QUESTION: Today it is very easy for individuals and companies to source their hearing protection outside of the UK. The global market has significantly increased the choice, availability and type of hearing protection available. However, how do you know that the hearing protection you are purchasing will meet all safety requirements in the UK and European countries?
Rob Shaddick, MIOA, MSc is an acoustic consultant with Soundguard Acoustics Ltd, former NHS Audiologist and Custom Hearing Protection manufacturer and supplier with Insta-Mold. Here he discusses how you can ensure that your hearing protection purchase meets European requirements.
ANSWER: The main consideration that the unwary individual or company purchasing department may come across is assuming that the NRR (Noise Reduction Rating) and the SNR (Single Number Rating) is the same thing, they are not. Similarly products are often described as ‘ear protectors’ or ‘ear protection’ which is not the same as ‘hearing protectors’ or ‘hearing protection’ – subtle differences that the unwary customer may overlook.

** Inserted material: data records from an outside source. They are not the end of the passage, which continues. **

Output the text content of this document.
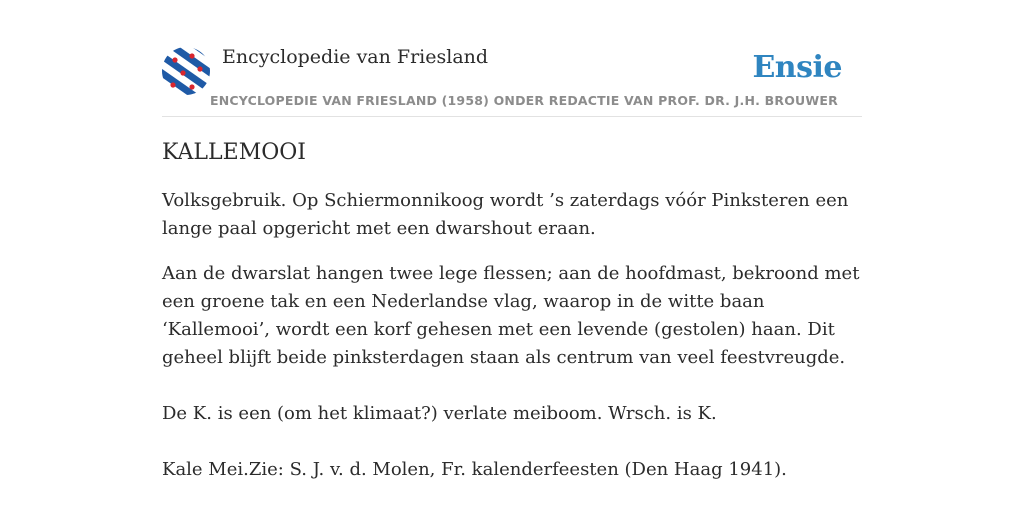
Encyclopedie van Friesland
ENCYCLOPEDIE VAN FRIESLAND (1958) ONDER REDACTIE VAN PROF. DR. J.H. BROUWER
Ensie
KALLEMOOI

Volksgebruik. Op Schiermonnikoog wordt ’s zaterdags vóór Pinksteren een lange paal opgericht met een dwarshout eraan.

Aan de dwarslat hangen twee lege flessen; aan de hoofdmast, bekroond met een groene tak en een Nederlandse vlag, waarop in de witte baan ‘Kallemooi’, wordt een korf gehesen met een levende (gestolen) haan. Dit geheel blijft beide pinksterdagen staan als centrum van veel feestvreugde.

De K. is een (om het klimaat?) verlate meiboom. Wrsch. is K.

Kale Mei.Zie: S. J. v. d. Molen, Fr. kalenderfeesten (Den Haag 1941).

The SNR [Single Number Rating] is used by the European Union and affiliated countries and defines the level of protection offered by a correctly fitted hearing protection device. The value is derived by conducting two tests at independent testing laboratories, using test frequencies which are slightly different than those used for the NRR rating. In addition to an overall rating, the SNR further rates protectors in terms of the HML value for particular noise environments in which they will be used – H for high-frequency noise environments, M for mid-frequency, and L for low-frequency.
The NRR [Noise Reduction Rating] is mainly used in the United States but is not compatible with the European Union. Although the hearing protection will be provided with a supporting chart showing mean attenuation values and standard deviations at each of the seven test frequencies as required by U.S Environmental Protection Agency, this NRR number is not recognised in the UK and Europe where an SNR number is required.
Having an SNR value will ensure that your hearing protection device is also meeting other safety standards for use in the UK and Europe, namely the requirement to meet EN352-1:2002 (for Ear-muffs) and EN352-2:2002 (for Ear-plugs). If the protection has met these standards and is marked with an SNR value then it should also be marked with an HML breakdown of the protection and an Assumed Protection Value (APV) for use when matching hearing protection to noise frequency data. The CE certification of conformance and will be provided along with this information which will be clearly stated on the box or with an enclosed leaflet.
The next time you make a purchase of hearing protection, muffs, earplugs or custom products in the UK and Europe then fully check these points to ensure that you are fully protected and that your purchasing decision has been appropriately tested for the rigorous European Union requirements.
- Check that the SNR value is stated on the packaging or leaflet
- Check that the HML levels are provided on the packaging or leaflet
- Check that a frequency break down of the Assumed Protection Value (APV) is provided
- Check that the protection meets the appropriate EN352 standard
- Check that the product is CE marked.
If you haven’t got all of these details then you are most likely to be purchasing an imported product that will not meet European safety requirements, you may be purchasing cheap or fake imports or even worse you may be about to purchase an untested product.